Let $X$ and $Y$ be metric spaces. Define the distance between functions $f, g$ from $X$ to $Y$ as $$d(f, g) = \sup_{x \in X} \frac{d(f(x), g(x))}{1+d(f(x), g(x))}$$
Is it true that if $f_n:X \to Y$ is uniformly continuous for each $n \in \mathbb{N}$, and $(f_n) \rightrightarrows f$ (i.e., converges uniformly) then $f$ is uniformly continuous?

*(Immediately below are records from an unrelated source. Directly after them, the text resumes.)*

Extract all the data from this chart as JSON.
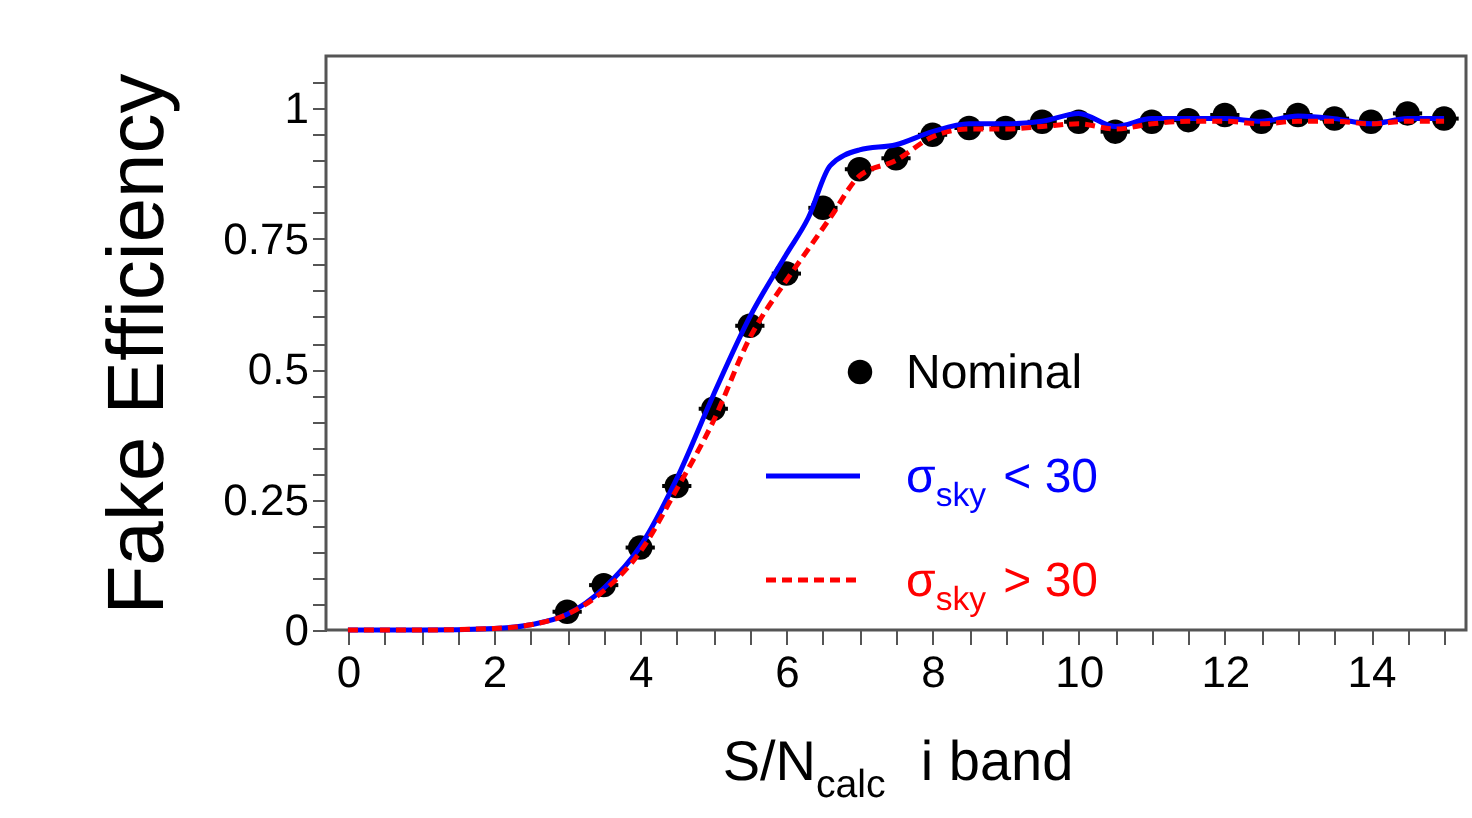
{
  "chart_data": {
    "type": "line",
    "xlabel": "S/N$_{calc}$  i band",
    "ylabel": "Fake Efficiency",
    "xlim": [
      -0.3,
      15.3
    ],
    "ylim": [
      0,
      1.1
    ],
    "xticks": [
      0,
      {
        "value": 0.5,
        "label": null
      },
      {
        "value": 1,
        "label": null
      },
      {
        "value": 1.5,
        "label": null
      },
      2,
      {
        "value": 2.5,
        "label": null
      },
      {
        "value": 3,
        "label": null
      },
      {
        "value": 3.5,
        "label": null
      },
      4,
      {
        "value": 4.5,
        "label": null
      },
      {
        "value": 5,
        "label": null
      },
      {
        "value": 5.5,
        "label": null
      },
      6,
      {
        "value": 6.5,
        "label": null
      },
      {
        "value": 7,
        "label": null
      },
      {
        "value": 7.5,
        "label": null
      },
      8,
      {
        "value": 8.5,
        "label": null
      },
      {
        "value": 9,
        "label": null
      },
      {
        "value": 9.5,
        "label": null
      },
      10,
      {
        "value": 10.5,
        "label": null
      },
      {
        "value": 11,
        "label": null
      },
      {
        "value": 11.5,
        "label": null
      },
      12,
      {
        "value": 12.5,
        "label": null
      },
      {
        "value": 13,
        "label": null
      },
      {
        "value": 13.5,
        "label": null
      },
      14,
      {
        "value": 14.5,
        "label": null
      },
      {
        "value": 15,
        "label": null
      }
    ],
    "yticks": [
      0,
      {
        "value": 0.05,
        "label": null
      },
      {
        "value": 0.1,
        "label": null
      },
      {
        "value": 0.15,
        "label": null
      },
      {
        "value": 0.2,
        "label": null
      },
      0.25,
      {
        "value": 0.3,
        "label": null
      },
      {
        "value": 0.35,
        "label": null
      },
      {
        "value": 0.4,
        "label": null
      },
      {
        "value": 0.45,
        "label": null
      },
      0.5,
      {
        "value": 0.55,
        "label": null
      },
      {
        "value": 0.6,
        "label": null
      },
      {
        "value": 0.65,
        "label": null
      },
      {
        "value": 0.7,
        "label": null
      },
      0.75,
      {
        "value": 0.8,
        "label": null
      },
      {
        "value": 0.85,
        "label": null
      },
      {
        "value": 0.9,
        "label": null
      },
      {
        "value": 0.95,
        "label": null
      },
      1,
      {
        "value": 1.05,
        "label": null
      }
    ],
    "grid": false,
    "legend": "bottom right",
    "series": [
      {
        "name": "Nominal",
        "type": "scatter",
        "marker": "circle",
        "color": "#000000",
        "x": [
          3,
          3.5,
          4,
          4.5,
          5,
          5.5,
          6,
          6.5,
          7,
          7.5,
          8,
          8.5,
          9,
          9.5,
          10,
          10.5,
          11,
          11.5,
          12,
          12.5,
          13,
          13.5,
          14,
          14.5,
          15
        ],
        "values": [
          0.035,
          0.086,
          0.158,
          0.276,
          0.424,
          0.583,
          0.683,
          0.809,
          0.883,
          0.904,
          0.949,
          0.962,
          0.962,
          0.974,
          0.974,
          0.955,
          0.974,
          0.977,
          0.987,
          0.974,
          0.987,
          0.98,
          0.974,
          0.99,
          0.98
        ],
        "xerrors": [
          0.2,
          0.2,
          0.2,
          0.2,
          0.2,
          0.2,
          0.2,
          0.2,
          0.2,
          0.2,
          0.2,
          0.2,
          0.2,
          0.2,
          0.2,
          0.2,
          0.2,
          0.2,
          0.2,
          0.2,
          0.2,
          0.2,
          0.2,
          0.2,
          0.2
        ]
      },
      {
        "name": "σ$_{sky}$ < 30",
        "type": "line",
        "line_style": "solid",
        "color": "#0000ff",
        "x": [
          0,
          1,
          2,
          2.5,
          3,
          3.5,
          4,
          4.5,
          5,
          5.5,
          6,
          6.3,
          6.6,
          7,
          7.5,
          8,
          8.5,
          9,
          9.5,
          10,
          10.5,
          11,
          11.5,
          12,
          12.5,
          13,
          13.5,
          14,
          14.5,
          15
        ],
        "values": [
          0,
          0,
          0.003,
          0.01,
          0.03,
          0.08,
          0.16,
          0.29,
          0.45,
          0.6,
          0.72,
          0.79,
          0.89,
          0.92,
          0.93,
          0.955,
          0.97,
          0.97,
          0.975,
          0.99,
          0.965,
          0.98,
          0.98,
          0.98,
          0.975,
          0.985,
          0.98,
          0.97,
          0.98,
          0.98
        ]
      },
      {
        "name": "σ$_{sky}$ > 30",
        "type": "line",
        "line_style": "dashed",
        "color": "#ff0000",
        "x": [
          0,
          1,
          2,
          2.5,
          3,
          3.5,
          4,
          4.5,
          5,
          5.5,
          6,
          6.3,
          6.6,
          7,
          7.5,
          8,
          8.5,
          9,
          9.5,
          10,
          10.5,
          11,
          11.5,
          12,
          12.5,
          13,
          13.5,
          14,
          14.5,
          15
        ],
        "values": [
          0,
          0,
          0.003,
          0.01,
          0.03,
          0.075,
          0.15,
          0.27,
          0.4,
          0.56,
          0.67,
          0.73,
          0.79,
          0.87,
          0.9,
          0.945,
          0.96,
          0.96,
          0.965,
          0.97,
          0.96,
          0.97,
          0.975,
          0.975,
          0.97,
          0.975,
          0.975,
          0.97,
          0.975,
          0.975
        ]
      }
    ]
  }
}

I claim that it's true, and here's my proof. Let $\epsilon > 0$ be given. Since $(f_n) \rightrightarrows f$, there is some $N$ such that $d(f_N(x), f(x)) < \epsilon/3$ for all $x \in X$. Choose $\delta$ such that $d(f_N(x_1), f_N(x_2)) < \epsilon/3$ whenever $d(x_1, x_2) < \delta$. Then, whenever $d(x_1, x_2) < \delta$, we have $$d(f(x_1), f(x_2)) \leq d(f(x_1), f_N(x_1)) + d(f_N(x_1), f_N(x_2)) + d(f_N(x_2), f(x_2)) < \epsilon/3 + \epsilon/3 + \epsilon/3 = \epsilon$$ Therefore $f$ is uniformly continuous.
This problem appears in Pugh's Real Mathematical Analysis. The problem has two parts. In part (a), the problem is posed for functions from $\mathbb{R}$ to $\mathbb{R}$, and then part (b) says, "What happens for functions from one metric space to another instead of $\mathbb{R}$ to $\mathbb{R}$?"
Now I'm confused that the problem has two parts and the second part does not appear to be different in any substantial way from the first part. This makes me think that my proof must be flawed, or that there is a really trivial proof for $X = Y = \mathbb{R}$ (i.e., easier than this one) which doesn't work for general metric spaces. Otherwise why would the question have two parts like that?
There is a step missing. You have to show that convergence in the function space metric $d$ (could you use a different symbol for that, $\tilde d$ or $d_F$ or ...) implies the usual uniform convergence for the function values.
That is, start with $d(f,f_N)<ϵ_0$, so that for any $x$ $$ 1-\frac{1}{1+d(f(x),f_N(x))}<ϵ_0 $$ and conclude $$d(f(x),f_N(x))<\frac{ϵ_0}{1-ϵ_0}.$$
Then set $\frac{ϵ_0}{1-ϵ_0}=\fracϵ3$ and continue as you did.